My team is exploring options to create a robust "analytics" capability that is well-suited for our large quantities of sensor test data. I'd appreciate any suggestions for technologies that would perform well for my use case.

About my data:

  • For each test, we process binary recordings into flat files for each end-user (maybe 5 to 15 files per test, for hundreds of tests per year)
  • Each file contains time-series data for 100 to 1000 parameters
  • Parameter sample rates are anywhere from 20 samples per second to 10k sps
  • Each file contains one or multiple time cuts
  • Time cuts might be "recorder on to recorder off" (~ 2 hours long) or specific shorter events (20-60 seconds on avg.)
  • Sets of parameters will share same time array
  • Some parameters are continuously-changing (e.g. a temperature measurement), while others rarely change (e.g. a fault code)

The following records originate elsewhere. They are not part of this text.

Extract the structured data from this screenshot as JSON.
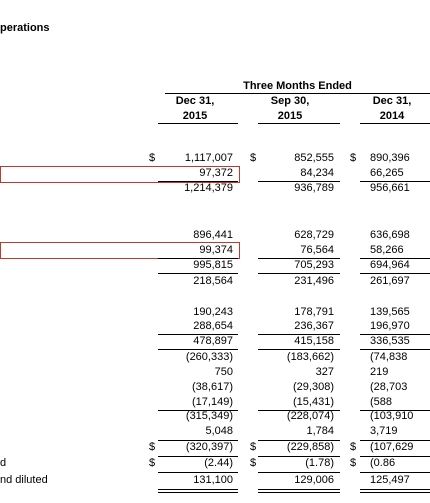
{
  "header": {
    "title": "perations",
    "period": "Three Months Ended",
    "columns": [
      {
        "line1": "Dec 31,",
        "line2": "2015"
      },
      {
        "line1": "Sep 30,",
        "line2": "2015"
      },
      {
        "line1": "Dec 31,",
        "line2": "2014"
      }
    ]
  },
  "table": {
    "rows": [
      {
        "dollars": [
          "$",
          "$",
          "$"
        ],
        "cells": [
          "1,117,007",
          "852,555",
          "890,396"
        ]
      },
      {
        "cells": [
          "97,372",
          "84,234",
          "66,265"
        ]
      },
      {
        "cells": [
          "1,214,379",
          "936,789",
          "956,661"
        ]
      },
      {
        "cells": [
          "896,441",
          "628,729",
          "636,698"
        ]
      },
      {
        "cells": [
          "99,374",
          "76,564",
          "58,266"
        ]
      },
      {
        "cells": [
          "995,815",
          "705,293",
          "694,964"
        ]
      },
      {
        "cells": [
          "218,564",
          "231,496",
          "261,697"
        ]
      },
      {
        "cells": [
          "190,243",
          "178,791",
          "139,565"
        ]
      },
      {
        "cells": [
          "288,654",
          "236,367",
          "196,970"
        ]
      },
      {
        "cells": [
          "478,897",
          "415,158",
          "336,535"
        ]
      },
      {
        "cells": [
          "(260,333)",
          "(183,662)",
          "(74,838"
        ]
      },
      {
        "cells": [
          "750",
          "327",
          "219"
        ]
      },
      {
        "cells": [
          "(38,617)",
          "(29,308)",
          "(28,703"
        ]
      },
      {
        "cells": [
          "(17,149)",
          "(15,431)",
          "(588"
        ]
      },
      {
        "cells": [
          "(315,349)",
          "(228,074)",
          "(103,910"
        ]
      },
      {
        "cells": [
          "5,048",
          "1,784",
          "3,719"
        ]
      },
      {
        "dollars": [
          "$",
          "$",
          "$"
        ],
        "cells": [
          "(320,397)",
          "(229,858)",
          "(107,629"
        ]
      },
      {
        "label": "d",
        "dollars": [
          "$",
          "$",
          "$"
        ],
        "cells": [
          "(2.44)",
          "(1.78)",
          "(0.86"
        ]
      },
      {
        "label": "nd diluted",
        "cells": [
          "131,100",
          "129,006",
          "125,497"
        ]
      }
    ]
  }
}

Currently, the flat file format we use serves us very well, in terms of compression and performance, and providing quality data to our end users. The format uses RLE to compress repeating values, and time index arrays are shared by multiple parameters (not recreated) as applicable. The format is HDF5 with a specific structure specified.

What technologies would work well to open this data up to "data analytics"? I'm hoping to maximize efficiency, performance, data compression, and data mining capabilities.

We've experimented with InfluxDB, which has enabled great data mining capability out-of-the-box, but I/O seems pretty slow, and compression does not seem to be very effective (compared to the flat file format).

Thanks in advance for any leads!

1 Answers1

0

For your large-scale sensor test data, I would encourage checking out the latest "InfluxDB 3.0". It has an entirely new engine built for high performance, capable of ingesting billions of series while using fewer CPUs and less RAM, all at a fraction of the storage cost. It's optimized for sub-second query responses, even with large, live datasets.

The engine leverages modern open source technologies like Apache Arrow for efficient data handling and Apache DataFusion for fast query execution, making it well-suited for your needs in data mining, analytics, and handling high-frequency, high-volume time-series data.

Reference: https://www.influxdata.com/benchmarks/

Suyash
  • 101
  • 2